The “Internet Day” is an annual celebration of the internet on the 13th of March. The date was selected as a tribute to Sir Tim Berners-Lee, who on that day submitted the document “Information Management: A Proposal,” which would later go on to become the World Wide Web we now know and love.  The first Internet Day was officially celebrated on March 13, 2010.

Few weeks ago humanity celebrated the 15th anniversary of the world’s first “dot.com” known as symbolics.com. The symbolics.com domain was originally registered on March 15, 1985, making it the first “.com” domain in the world. However, on August 27, 2009, it was sold to XF.com Investments.

Today familiar names have conquered cyberspace in all ways possible. Amazon, Baidu, Facebook, Google, Yahoo and Youtube are among the most popular websites in the world. Indeed, online communication has become an ever-growing component in modern life.

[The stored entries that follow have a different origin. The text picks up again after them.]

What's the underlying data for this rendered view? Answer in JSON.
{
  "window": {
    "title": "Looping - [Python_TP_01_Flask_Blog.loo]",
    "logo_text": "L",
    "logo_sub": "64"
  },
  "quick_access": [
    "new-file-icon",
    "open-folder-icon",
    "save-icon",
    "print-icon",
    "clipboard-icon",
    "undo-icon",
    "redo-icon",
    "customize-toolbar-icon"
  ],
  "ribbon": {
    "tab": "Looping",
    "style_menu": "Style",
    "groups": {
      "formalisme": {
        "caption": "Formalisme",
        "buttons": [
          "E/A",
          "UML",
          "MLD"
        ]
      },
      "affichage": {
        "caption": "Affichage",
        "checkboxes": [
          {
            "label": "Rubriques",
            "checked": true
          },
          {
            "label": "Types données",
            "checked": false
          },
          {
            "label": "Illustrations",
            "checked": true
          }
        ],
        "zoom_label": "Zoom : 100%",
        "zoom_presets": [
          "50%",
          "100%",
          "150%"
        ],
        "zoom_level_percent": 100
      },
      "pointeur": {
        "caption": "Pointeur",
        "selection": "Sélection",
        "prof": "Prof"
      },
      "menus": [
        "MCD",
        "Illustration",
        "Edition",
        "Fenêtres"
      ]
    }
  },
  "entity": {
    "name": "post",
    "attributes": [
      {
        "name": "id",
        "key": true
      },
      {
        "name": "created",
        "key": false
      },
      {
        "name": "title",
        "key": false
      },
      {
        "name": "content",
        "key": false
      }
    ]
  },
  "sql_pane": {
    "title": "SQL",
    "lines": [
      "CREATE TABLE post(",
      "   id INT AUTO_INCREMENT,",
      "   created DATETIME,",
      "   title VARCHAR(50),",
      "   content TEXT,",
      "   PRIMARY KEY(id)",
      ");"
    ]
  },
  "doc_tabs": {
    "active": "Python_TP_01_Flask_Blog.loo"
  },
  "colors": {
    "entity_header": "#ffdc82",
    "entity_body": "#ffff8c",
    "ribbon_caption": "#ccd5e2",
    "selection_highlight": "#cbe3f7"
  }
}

Internet protocols, almost by definition, tend to go in all direction. Events may be merely busy, of course – a sort of itch of the unusual, or an irritation perhaps? It would have been entirely difficult to deal the Asian Tsunami (2004), Sichuan quake (2008), Haiti and Chile quakes (2010) without modern communications technology, and of course the internet. Remember the Haiti Quake Telethon online?

The web can disseminate news but when the news is momentous, it may run toward darker, murkier spectrum, towards war and catastrophe. The Iraq War, the downfall and hanging of Saddam Hussein became online sensation as well as Michael Jackson’s untimely demise in 2009 that caused tremendous internet traffic jam worldwide (CNN, June 26, 2009).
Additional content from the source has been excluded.